Another player who forged his reputation in Serie A, Verón was a driving force for Sampdoria, Parma, whom he he helped to Italian Cup and UEFA Cup success; and then Lazio, where he helped to their first Scudetto in 26 years as well as further domestic cup success.
In 2001, he signed for Manchester United for £28.1m, another sum that was a record for an English side.
La Brujita had a torrid time at Old Trafford, where he found the pace of the game much too quick for his liking and he only ever looked comfortable in the Champions League where the football is played at a slower tempo.
He did, however, manage to get Fergie to deliver an expletive-ridden rant to the media over his performances. Which was worth a chuckle.
After his second season with the Red Devils was hampered by injury, he was sold to Chelsea for about £15m where he flopped all over again.
This is arguably a worse purchase, as the Stamford Bridge outfit will have been all too aware of his misgivings in English football. The temptation to put him on this list twice was there, but that's probably a bit unfair.
After Chelsea, he was loaned out to Inter for a a couple of seasons before returning to his home club Estudiantes (sound familiar?) in Argentina where he achieved his boyhood dream of winning the Copa Libertadores in 2009 as well as being named player of the tournament,
Looking back my list, it's a little bit heavy on strikers, Chelsea and Manchester United.

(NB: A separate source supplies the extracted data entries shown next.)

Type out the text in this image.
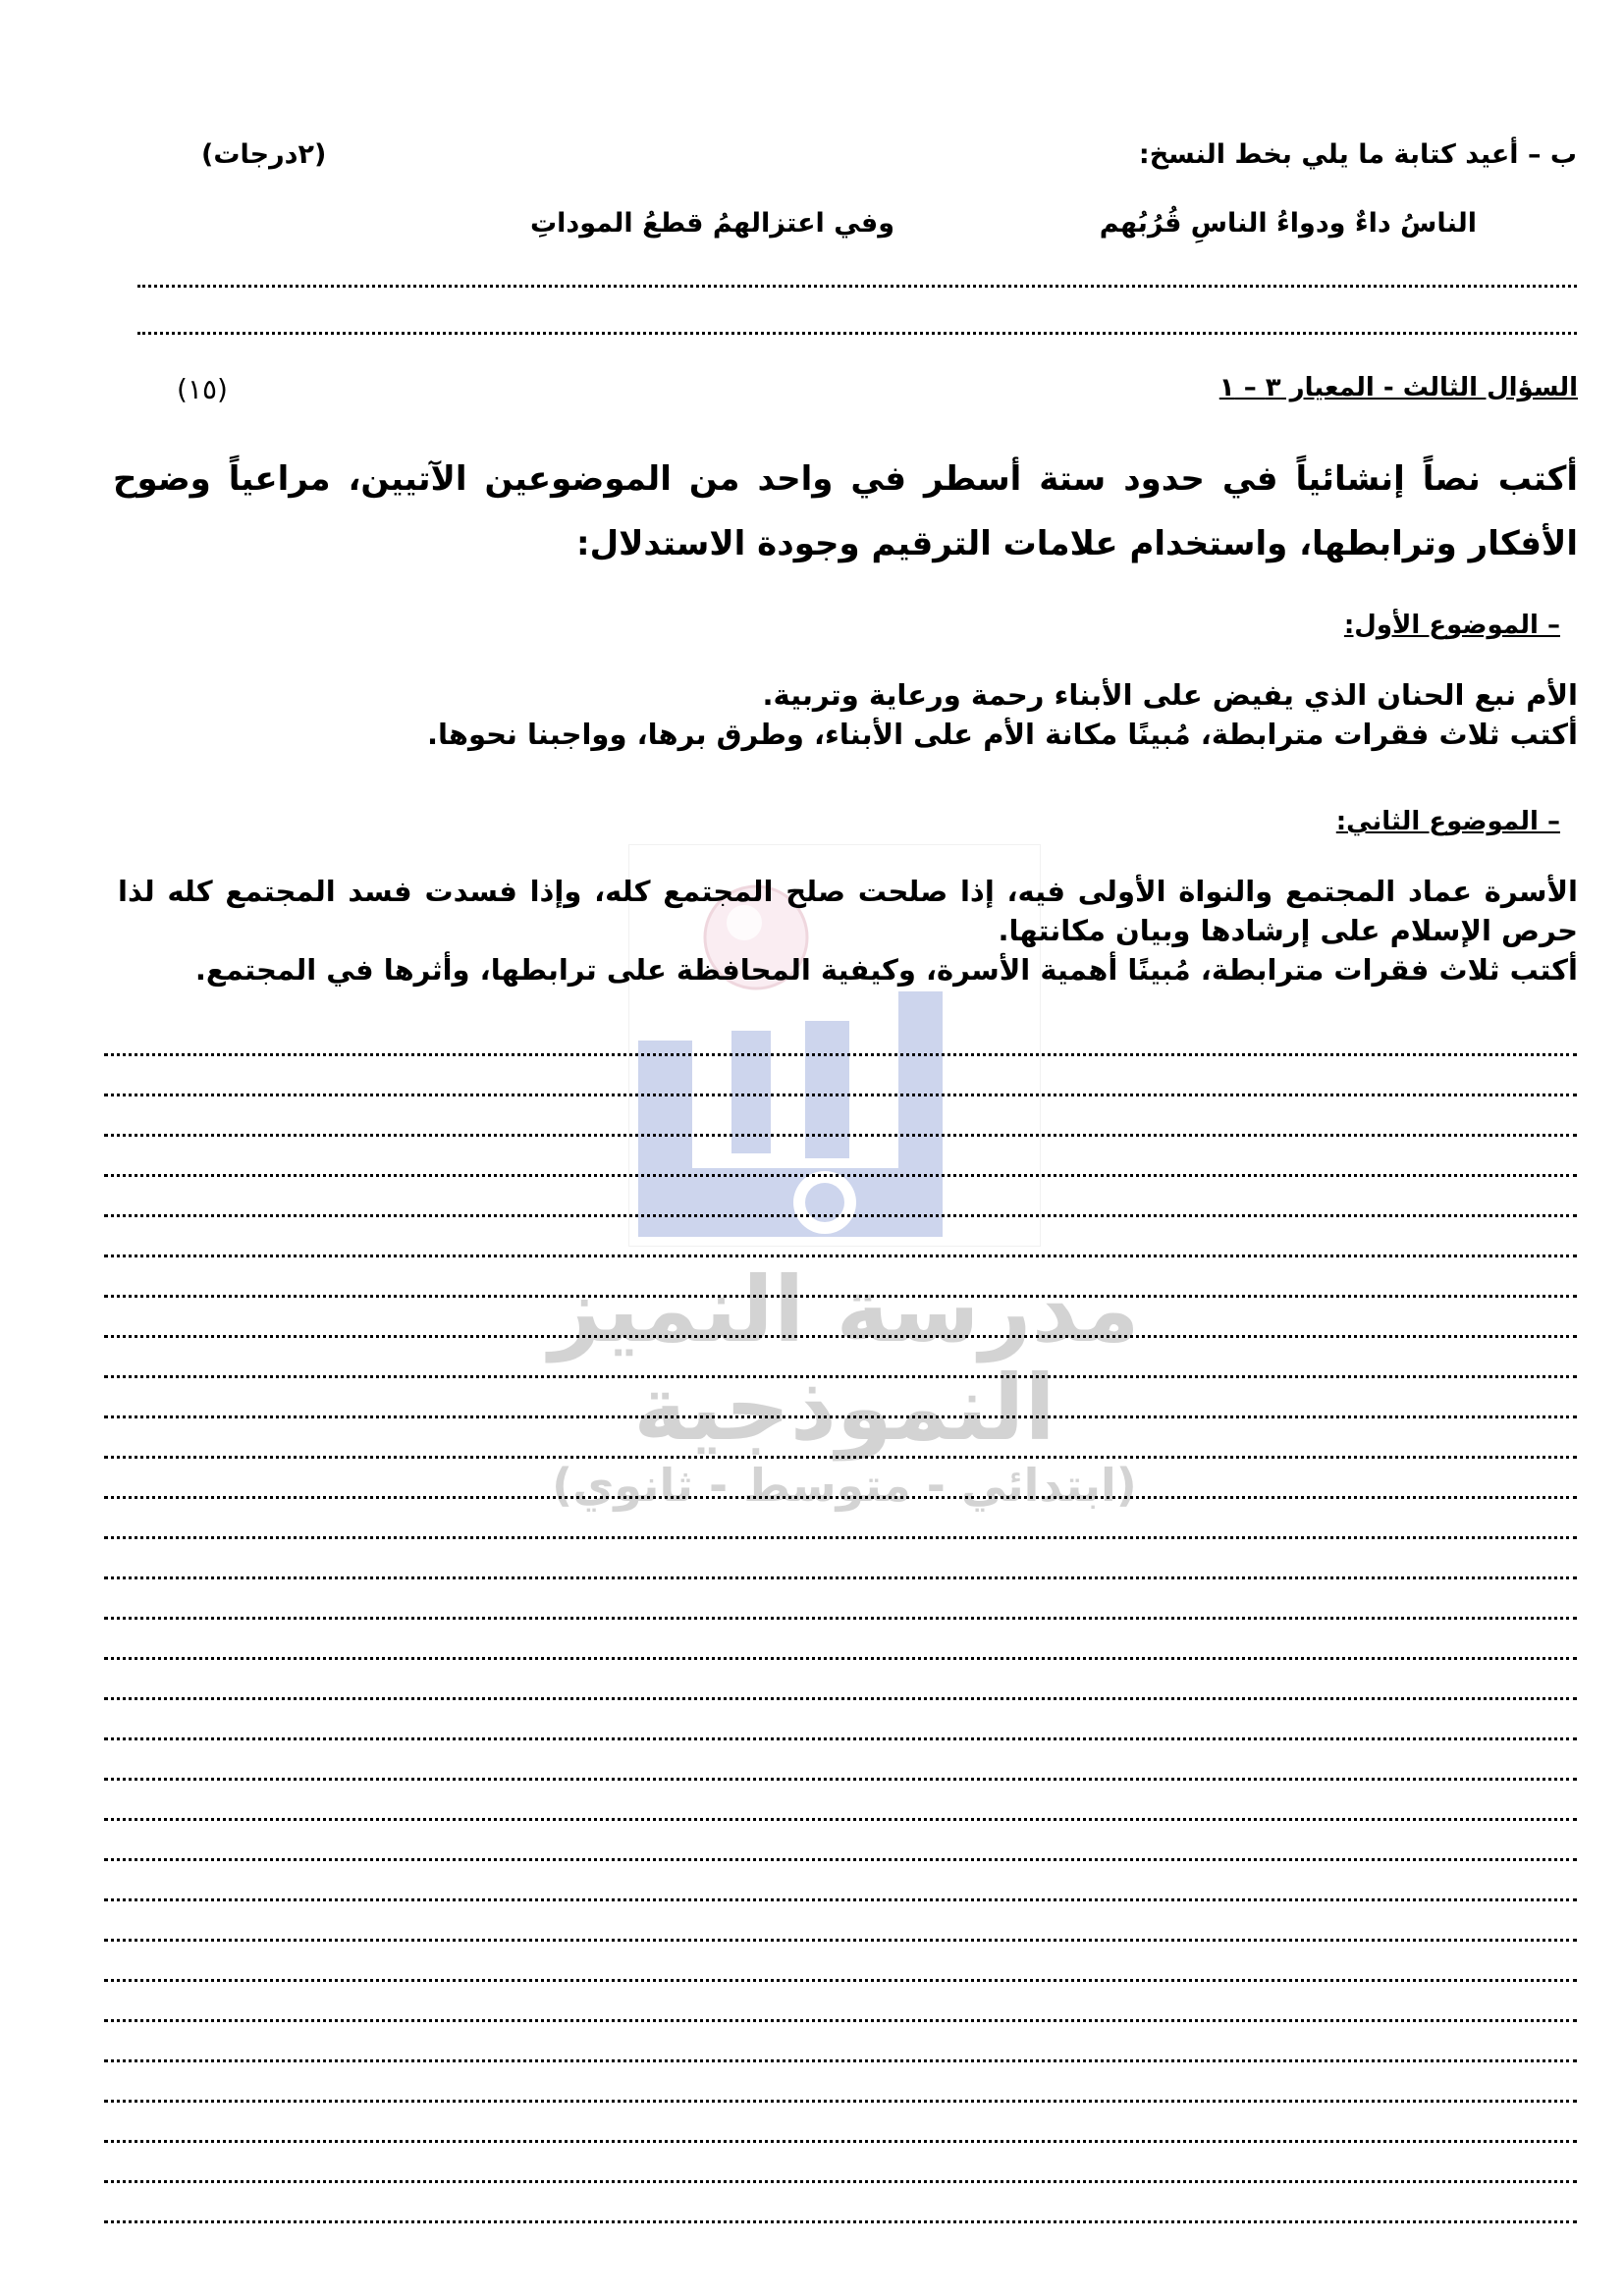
مدرسة النميز النموذجية
(ابتدائي - متوسط - ثانوي)
ب – أعيد كتابة ما يلي بخط النسخ:
(٢درجات)
الناسُ داءٌ ودواءُ الناسِ قُرُبُهم
وفي اعتزالهمُ قطعُ الموداتِ
السؤال الثالث - المعيار ٣ – ١
(١٥)
أكتب نصاً إنشائياً في حدود ستة أسطر في واحد من الموضوعين الآتيين، مراعياً وضوح الأفكار وترابطها، واستخدام علامات الترقيم وجودة الاستدلال:
– الموضوع الأول:
الأم نبع الحنان الذي يفيض على الأبناء رحمة ورعاية وتربية.
أكتب ثلاث فقرات مترابطة، مُبينًا مكانة الأم على الأبناء، وطرق برها، وواجبنا نحوها.
– الموضوع الثاني:
الأسرة عماد المجتمع والنواة الأولى فيه، إذا صلحت صلح المجتمع كله، وإذا فسدت فسد المجتمع كله لذا حرص الإسلام على إرشادها وبيان مكانتها.
أكتب ثلاث فقرات مترابطة، مُبينًا أهمية الأسرة، وكيفية المحافظة على ترابطها، وأثرها في المجتمع.
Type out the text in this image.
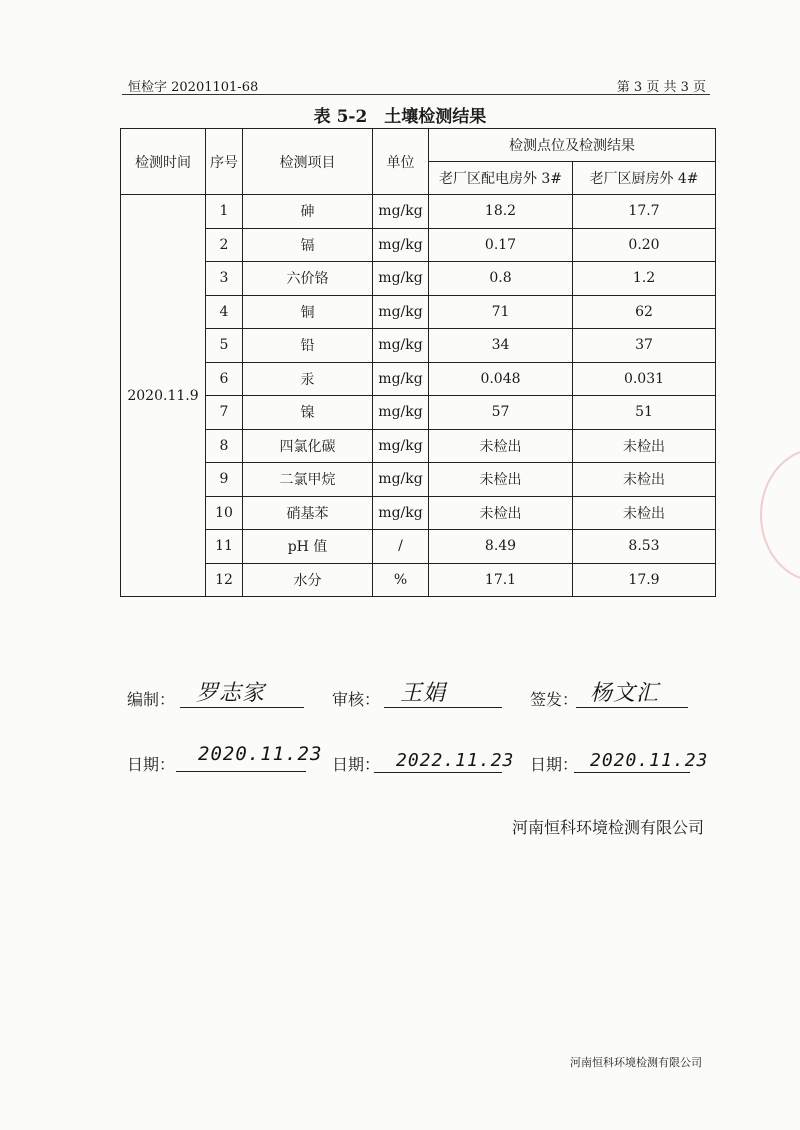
恒检字 20201101-68	第 3 页 共 3 页
表 5-2　土壤检测结果
检测时间	序号	检测项目	单位	检测点位及检测结果	
				老厂区配电房外 3#	老厂区厨房外 4#
2020.11.9	1	砷	mg/kg	18.2	17.7
	2	镉	mg/kg	0.17	0.20
	3	六价铬	mg/kg	0.8	1.2
	4	铜	mg/kg	71	62
	5	铅	mg/kg	34	37
	6	汞	mg/kg	0.048	0.031
	7	镍	mg/kg	57	51
	8	四氯化碳	mg/kg	未检出	未检出
	9	二氯甲烷	mg/kg	未检出	未检出
	10	硝基苯	mg/kg	未检出	未检出
	11	pH 值	/	8.49	8.53
	12	水分	%	17.1	17.9
编制： 罗志家	审核： 王娟	签发： 杨文汇
日期： 2020.11.23 日期： 2022.11.23 日期： 2020.11.23
河南恒科环境检测有限公司
河南恒科环境检测有限公司
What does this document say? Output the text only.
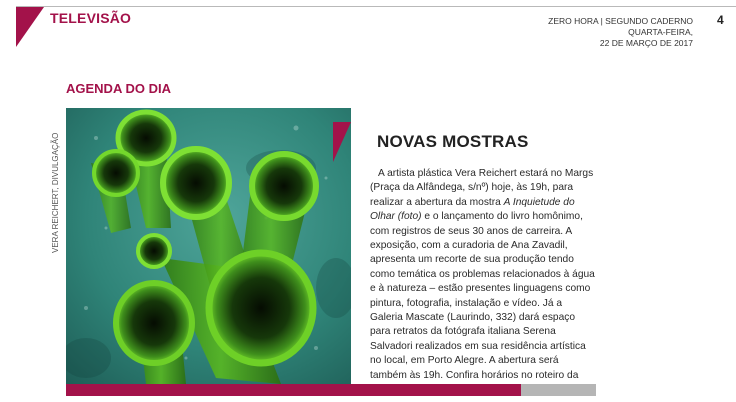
TELEVISÃO	ZERO HORA | SEGUNDO CADERNO
QUARTA-FEIRA,
22 DE MARÇO DE 2017
4
AGENDA DO DIA
VERA REICHERT, DIVULGAÇÃO	NOVAS MOSTRAS

A artista plástica Vera Reichert estará no Margs (Praça da Alfândega, s/nº) hoje, às 19h, para realizar a abertura da mostra A Inquietude do Olhar (foto) e o lançamento do livro homônimo, com registros de seus 30 anos de carreira. A exposição, com a curadoria de Ana Zavadil, apresenta um recorte de sua produção tendo como temática os problemas relacionados à água e à natureza – estão presentes linguagens como pintura, fotografia, instalação e vídeo. Já a Galeria Mascate (Laurindo, 332) dará espaço para retratos da fotógrafa italiana Serena Salvadori realizados em sua residência artística no local, em Porto Alegre. A abertura será também às 19h. Confira horários no roteiro da
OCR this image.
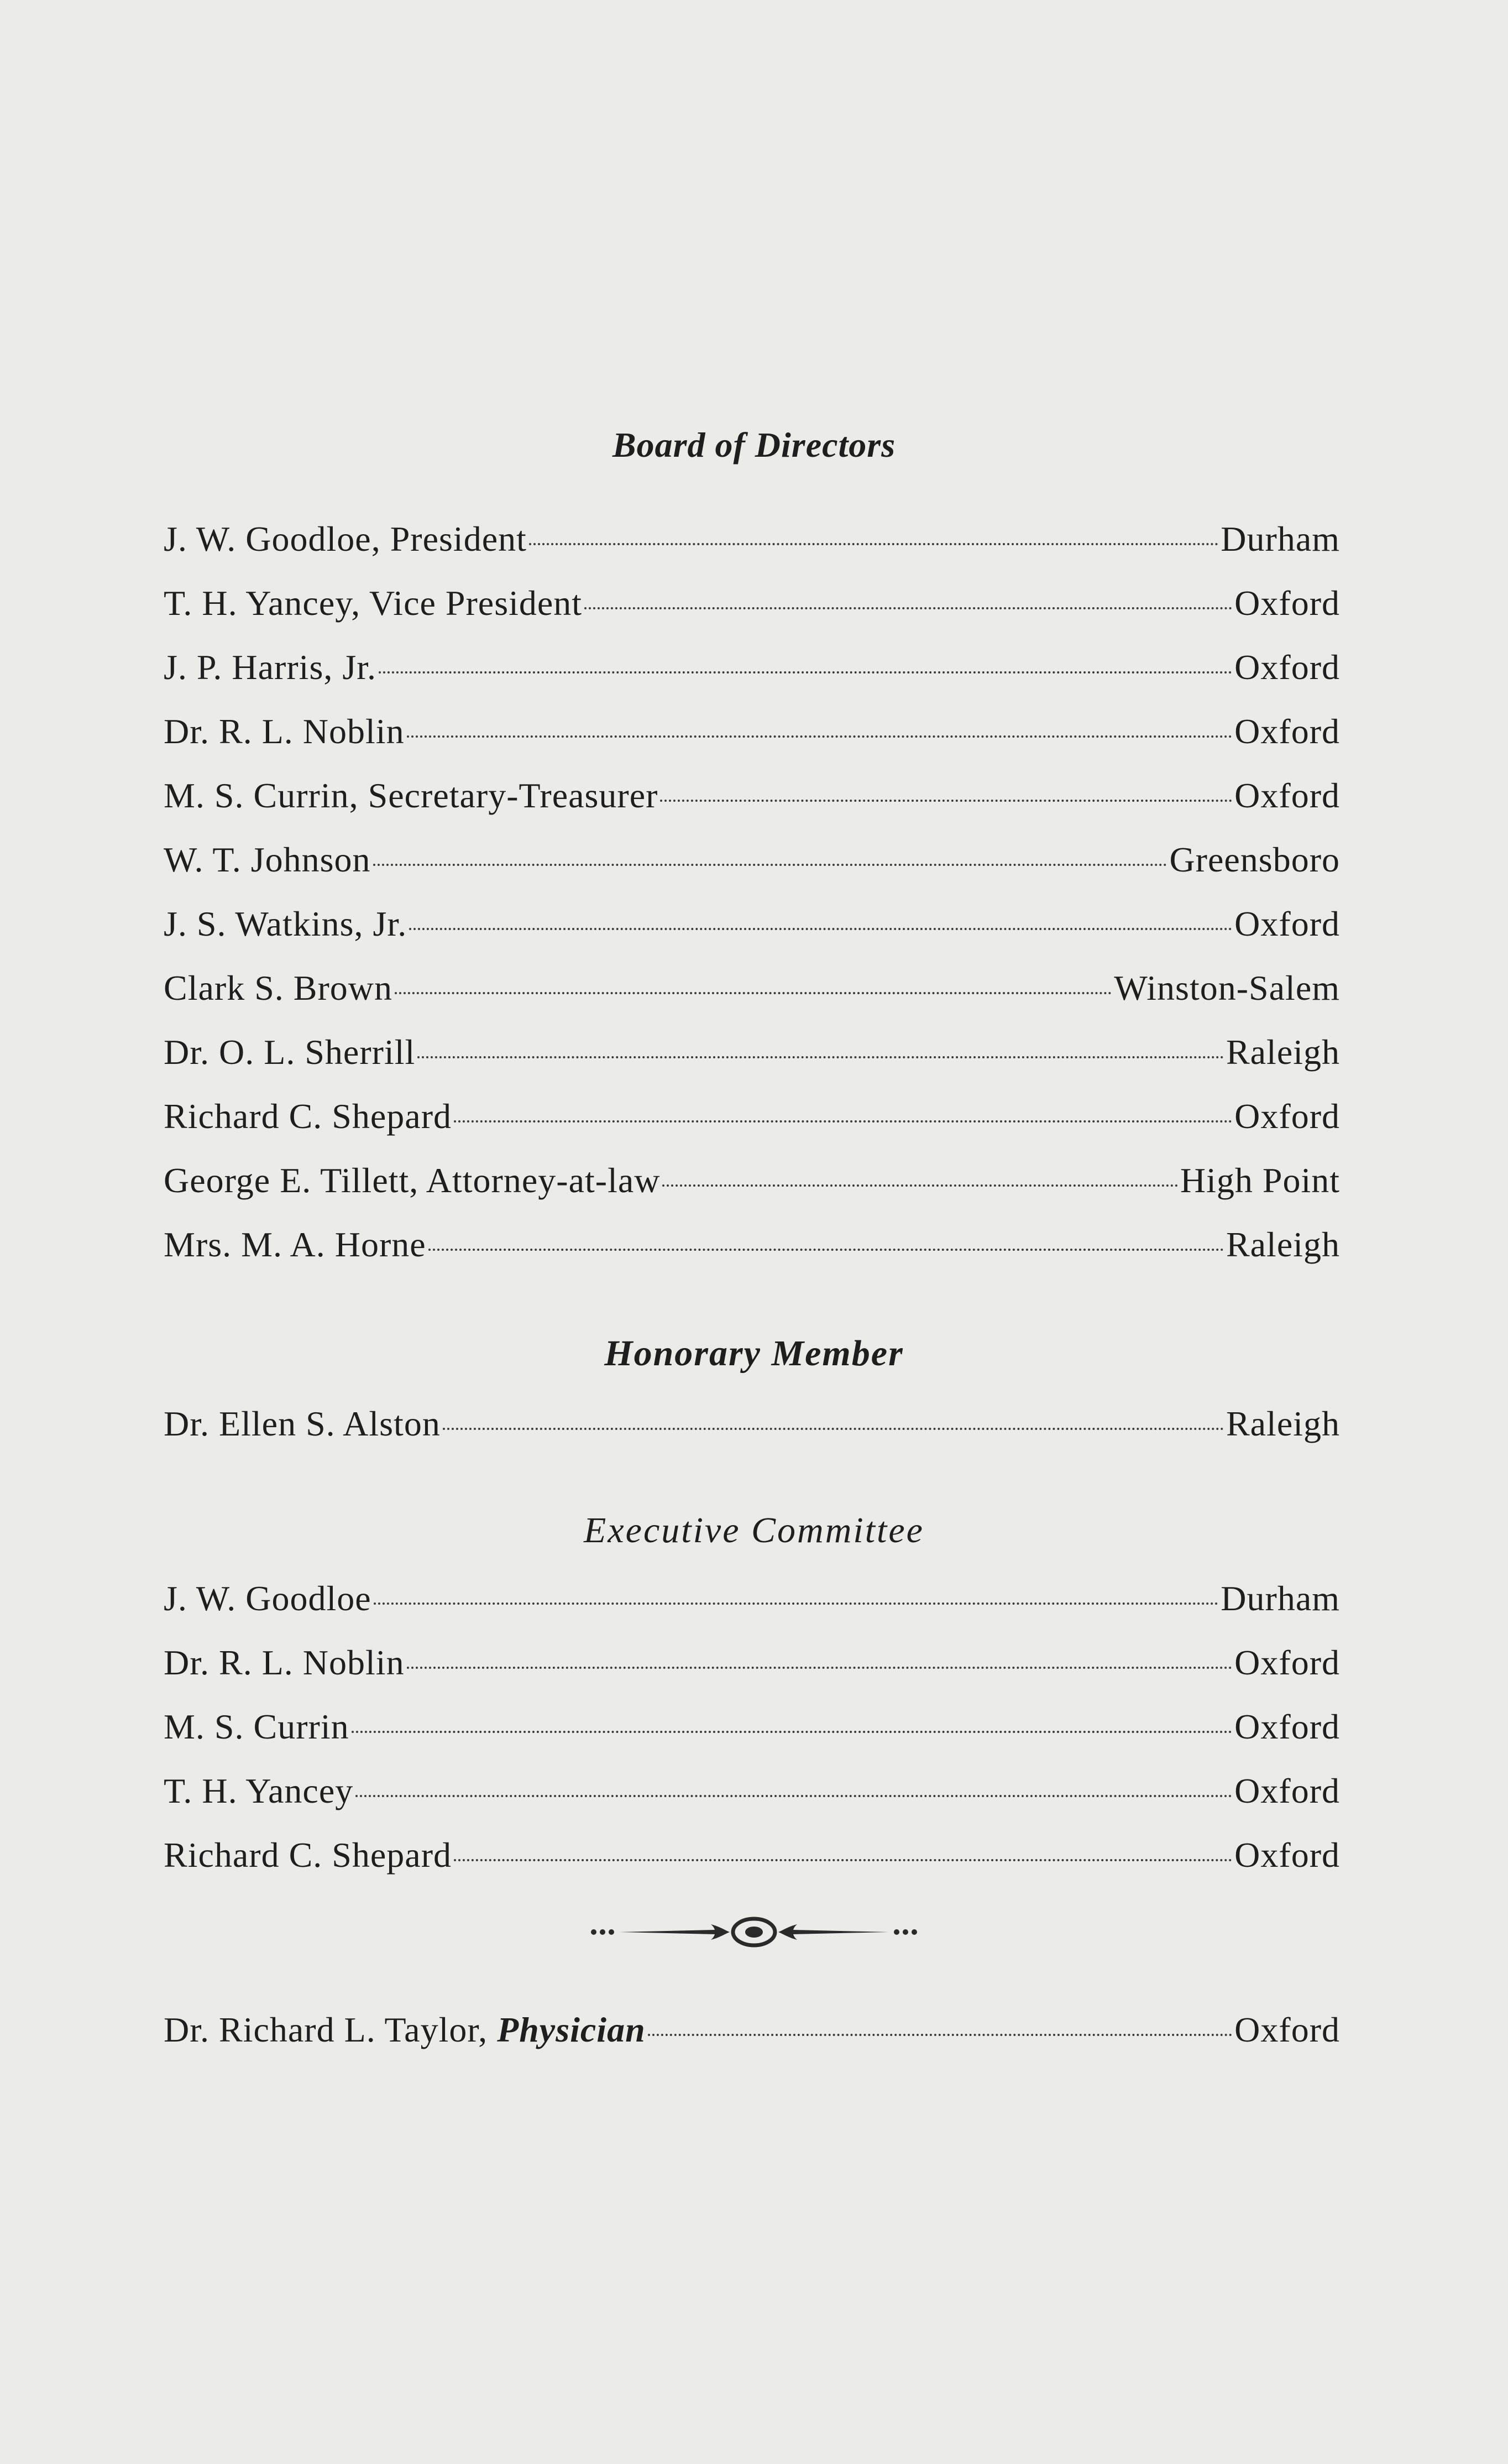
Board of Directors
J. W. Goodloe, President	Durham
T. H. Yancey, Vice President	Oxford
J. P. Harris, Jr.	Oxford
Dr. R. L. Noblin	Oxford
M. S. Currin, Secretary-Treasurer	Oxford
W. T. Johnson	Greensboro
J. S. Watkins, Jr.	Oxford
Clark S. Brown	Winston-Salem
Dr. O. L. Sherrill	Raleigh
Richard C. Shepard	Oxford
George E. Tillett, Attorney-at-law	High Point
Mrs. M. A. Horne	Raleigh
Honorary Member
Dr. Ellen S. Alston	Raleigh
Executive Committee
J. W. Goodloe	Durham
Dr. R. L. Noblin	Oxford
M. S. Currin	Oxford
T. H. Yancey	Oxford
Richard C. Shepard	Oxford
Dr. Richard L. Taylor, Physician	Oxford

It's not deliberate, remember this list is purely my opinion, one that I hope you'll enjoy debating over.
Here's a few more players that sucked quite hard, just not enough to make the top ten...
Francis Jeffers, Everton to Arsenal, £8m
Sergei Rebrov, Dynamo Kiev to Spurs, £11.5m
Jonathan Woodgate, Middlesbrough to Spurs, £7m
Stephen Ireland, Manchester City to Aston Villa, P/X
Javier Mascherano, Corinthians to West Ham, Undsic.
Bébé, Vitória de Guimarães to Manchester United, £7m
Steve Marlet, Lyon to Fulham, £11.5m
Alberto Aquilani, Roma to Liverpool, £17m
Owen Hargreaves, Bayern Munich to Manchester United, £17m
Sebastien Squillaci, Sevilla to Arsenal, Undisc.